M. le président. L’ordre du jour appelle la discussion, en procédure accélérée, du projet de loi fixant le nombre des conseillers territoriaux de chaque département et de chaque région (projet n° 689, texte de la commission n° 697, rapport n° 696).

Dans la discussion générale, la parole est à M. le ministre.

M. Philippe Richert, ministre auprès du ministre de l’intérieur, de l’outre-mer, des collectivités territoriales et de l’immigration, chargé des collectivités territoriales. Monsieur le président, mesdames, messieurs les sénateurs, le 23 juin dernier, le Conseil constitutionnel a invalidé, pour un motif de procédure, la loi fixant le nombre des conseillers territoriaux de chaque département et de chaque région. Cette loi avait été votée dans les mêmes termes par l’Assemblée nationale, le 10 mai, et le Sénat, le 7 juin.

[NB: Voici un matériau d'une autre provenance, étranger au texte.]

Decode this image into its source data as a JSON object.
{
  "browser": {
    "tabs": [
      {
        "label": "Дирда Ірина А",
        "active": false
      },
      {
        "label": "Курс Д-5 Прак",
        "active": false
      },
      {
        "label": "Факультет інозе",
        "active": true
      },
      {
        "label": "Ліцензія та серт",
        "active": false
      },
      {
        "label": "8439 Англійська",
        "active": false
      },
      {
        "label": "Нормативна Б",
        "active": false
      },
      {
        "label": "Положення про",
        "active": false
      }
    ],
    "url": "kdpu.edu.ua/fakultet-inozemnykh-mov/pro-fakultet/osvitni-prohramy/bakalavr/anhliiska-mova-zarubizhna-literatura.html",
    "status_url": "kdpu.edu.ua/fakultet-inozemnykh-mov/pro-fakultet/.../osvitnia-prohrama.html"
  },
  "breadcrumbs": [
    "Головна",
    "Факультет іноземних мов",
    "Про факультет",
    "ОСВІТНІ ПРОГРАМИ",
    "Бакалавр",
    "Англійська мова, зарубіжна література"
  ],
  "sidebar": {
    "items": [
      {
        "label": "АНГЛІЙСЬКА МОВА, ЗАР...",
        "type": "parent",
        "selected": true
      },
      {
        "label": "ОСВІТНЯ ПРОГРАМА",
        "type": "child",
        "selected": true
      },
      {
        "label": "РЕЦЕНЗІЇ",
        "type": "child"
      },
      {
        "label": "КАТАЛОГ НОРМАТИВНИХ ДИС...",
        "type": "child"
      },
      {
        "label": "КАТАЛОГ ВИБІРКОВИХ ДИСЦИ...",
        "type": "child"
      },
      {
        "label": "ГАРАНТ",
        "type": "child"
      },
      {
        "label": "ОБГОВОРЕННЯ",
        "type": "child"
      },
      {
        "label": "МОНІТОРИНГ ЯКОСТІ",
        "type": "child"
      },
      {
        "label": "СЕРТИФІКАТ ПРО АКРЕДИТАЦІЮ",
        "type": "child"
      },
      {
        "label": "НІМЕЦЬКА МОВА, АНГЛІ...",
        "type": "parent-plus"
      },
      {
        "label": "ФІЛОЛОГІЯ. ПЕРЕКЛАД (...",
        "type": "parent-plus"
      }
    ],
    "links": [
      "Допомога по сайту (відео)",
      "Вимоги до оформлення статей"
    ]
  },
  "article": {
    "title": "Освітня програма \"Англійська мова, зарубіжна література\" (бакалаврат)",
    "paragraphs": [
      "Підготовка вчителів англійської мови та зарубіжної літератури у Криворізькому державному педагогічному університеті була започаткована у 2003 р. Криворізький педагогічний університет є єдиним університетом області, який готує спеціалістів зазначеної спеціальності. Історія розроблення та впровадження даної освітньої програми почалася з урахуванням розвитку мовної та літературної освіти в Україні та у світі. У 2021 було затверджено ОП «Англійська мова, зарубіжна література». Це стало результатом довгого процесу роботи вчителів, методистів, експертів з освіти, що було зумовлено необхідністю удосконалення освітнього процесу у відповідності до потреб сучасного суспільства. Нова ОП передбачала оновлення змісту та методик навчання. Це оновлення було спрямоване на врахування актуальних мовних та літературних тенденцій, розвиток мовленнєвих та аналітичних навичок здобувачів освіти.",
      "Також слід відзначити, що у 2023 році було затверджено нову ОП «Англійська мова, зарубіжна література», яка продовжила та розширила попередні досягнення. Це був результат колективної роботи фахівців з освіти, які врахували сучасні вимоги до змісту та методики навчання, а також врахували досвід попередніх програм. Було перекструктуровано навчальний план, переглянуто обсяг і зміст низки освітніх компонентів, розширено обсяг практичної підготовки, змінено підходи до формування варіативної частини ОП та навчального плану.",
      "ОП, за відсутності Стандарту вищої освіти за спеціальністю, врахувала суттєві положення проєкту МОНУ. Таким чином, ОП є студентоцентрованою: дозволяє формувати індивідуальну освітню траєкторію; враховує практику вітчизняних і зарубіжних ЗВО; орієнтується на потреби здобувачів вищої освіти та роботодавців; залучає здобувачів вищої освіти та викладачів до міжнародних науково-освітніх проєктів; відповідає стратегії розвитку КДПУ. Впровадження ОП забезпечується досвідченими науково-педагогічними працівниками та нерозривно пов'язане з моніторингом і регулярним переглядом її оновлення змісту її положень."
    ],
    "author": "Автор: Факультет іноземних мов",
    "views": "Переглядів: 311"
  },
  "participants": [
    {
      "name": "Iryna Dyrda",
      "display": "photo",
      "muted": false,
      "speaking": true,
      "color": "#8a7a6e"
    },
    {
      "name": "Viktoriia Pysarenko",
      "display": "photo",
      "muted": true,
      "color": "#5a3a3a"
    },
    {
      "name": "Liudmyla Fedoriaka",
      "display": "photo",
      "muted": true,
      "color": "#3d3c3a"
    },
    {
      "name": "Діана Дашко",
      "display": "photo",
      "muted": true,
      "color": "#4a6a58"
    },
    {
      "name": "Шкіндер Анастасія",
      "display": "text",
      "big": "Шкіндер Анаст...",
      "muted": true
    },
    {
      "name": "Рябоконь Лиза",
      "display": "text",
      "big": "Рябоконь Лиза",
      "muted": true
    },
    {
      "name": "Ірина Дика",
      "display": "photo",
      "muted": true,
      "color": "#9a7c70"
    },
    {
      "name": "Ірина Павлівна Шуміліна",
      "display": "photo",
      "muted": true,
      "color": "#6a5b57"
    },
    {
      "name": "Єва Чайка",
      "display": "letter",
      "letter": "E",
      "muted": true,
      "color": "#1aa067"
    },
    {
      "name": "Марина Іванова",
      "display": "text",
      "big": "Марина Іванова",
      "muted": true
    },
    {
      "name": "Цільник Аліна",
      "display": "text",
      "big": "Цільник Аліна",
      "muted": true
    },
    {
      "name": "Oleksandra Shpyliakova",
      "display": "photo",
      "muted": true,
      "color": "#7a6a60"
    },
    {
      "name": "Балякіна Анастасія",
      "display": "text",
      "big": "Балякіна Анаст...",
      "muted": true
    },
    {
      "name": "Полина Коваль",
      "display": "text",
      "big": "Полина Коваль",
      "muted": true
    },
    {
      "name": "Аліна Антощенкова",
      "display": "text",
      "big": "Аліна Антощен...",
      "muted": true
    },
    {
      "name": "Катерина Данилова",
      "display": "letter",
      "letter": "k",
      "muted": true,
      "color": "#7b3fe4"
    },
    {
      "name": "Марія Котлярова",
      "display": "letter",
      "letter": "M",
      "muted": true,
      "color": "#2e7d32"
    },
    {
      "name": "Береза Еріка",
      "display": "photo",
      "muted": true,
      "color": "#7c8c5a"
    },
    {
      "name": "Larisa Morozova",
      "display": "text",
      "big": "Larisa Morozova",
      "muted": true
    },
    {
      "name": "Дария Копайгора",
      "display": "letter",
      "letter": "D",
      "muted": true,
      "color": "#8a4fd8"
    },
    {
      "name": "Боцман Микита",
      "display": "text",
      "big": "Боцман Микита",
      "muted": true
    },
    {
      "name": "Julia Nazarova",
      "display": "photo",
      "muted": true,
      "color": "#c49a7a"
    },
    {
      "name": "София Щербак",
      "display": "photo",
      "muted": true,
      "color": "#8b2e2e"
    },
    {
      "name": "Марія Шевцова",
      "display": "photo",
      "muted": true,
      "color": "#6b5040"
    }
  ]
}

La Haute Juridiction a précisé sa jurisprudence sur la procédure parlementaire choisie par le Gouvernement pour l’examen de ce projet de loi. Ainsi, le Conseil constitutionnel a jugé que le deuxième alinéa de l’article 39 de la Constitution, qui précise que « les projets de loi ayant pour principal objet l’organisation des collectivités territoriales sont soumis en premier lieu au Sénat », devait s’appliquer à un projet de loi fixant le nombre d’élus d’une collectivité.

M. Philippe Richert, ministre. La question de savoir si un projet de loi fixant les effectifs d’une assemblée délibérante a pour « principal objet l’organisation des collectivités territoriales » est un sujet complexe, à la frontière des interprétations, sur lequel la Haute Juridiction n’avait jamais eu à se prononcer depuis la révision constitutionnelle de 2003, qui a introduit dans la Constitution le deuxième alinéa de l’article 39.

Le Conseil constitutionnel a tranché ce point de jurisprudence. Le Gouvernement en prend donc acte. Il en a tiré toutes les conséquences en déposant sur le bureau du Sénat un nouveau projet de loi ayant le même objet que celui invalidé.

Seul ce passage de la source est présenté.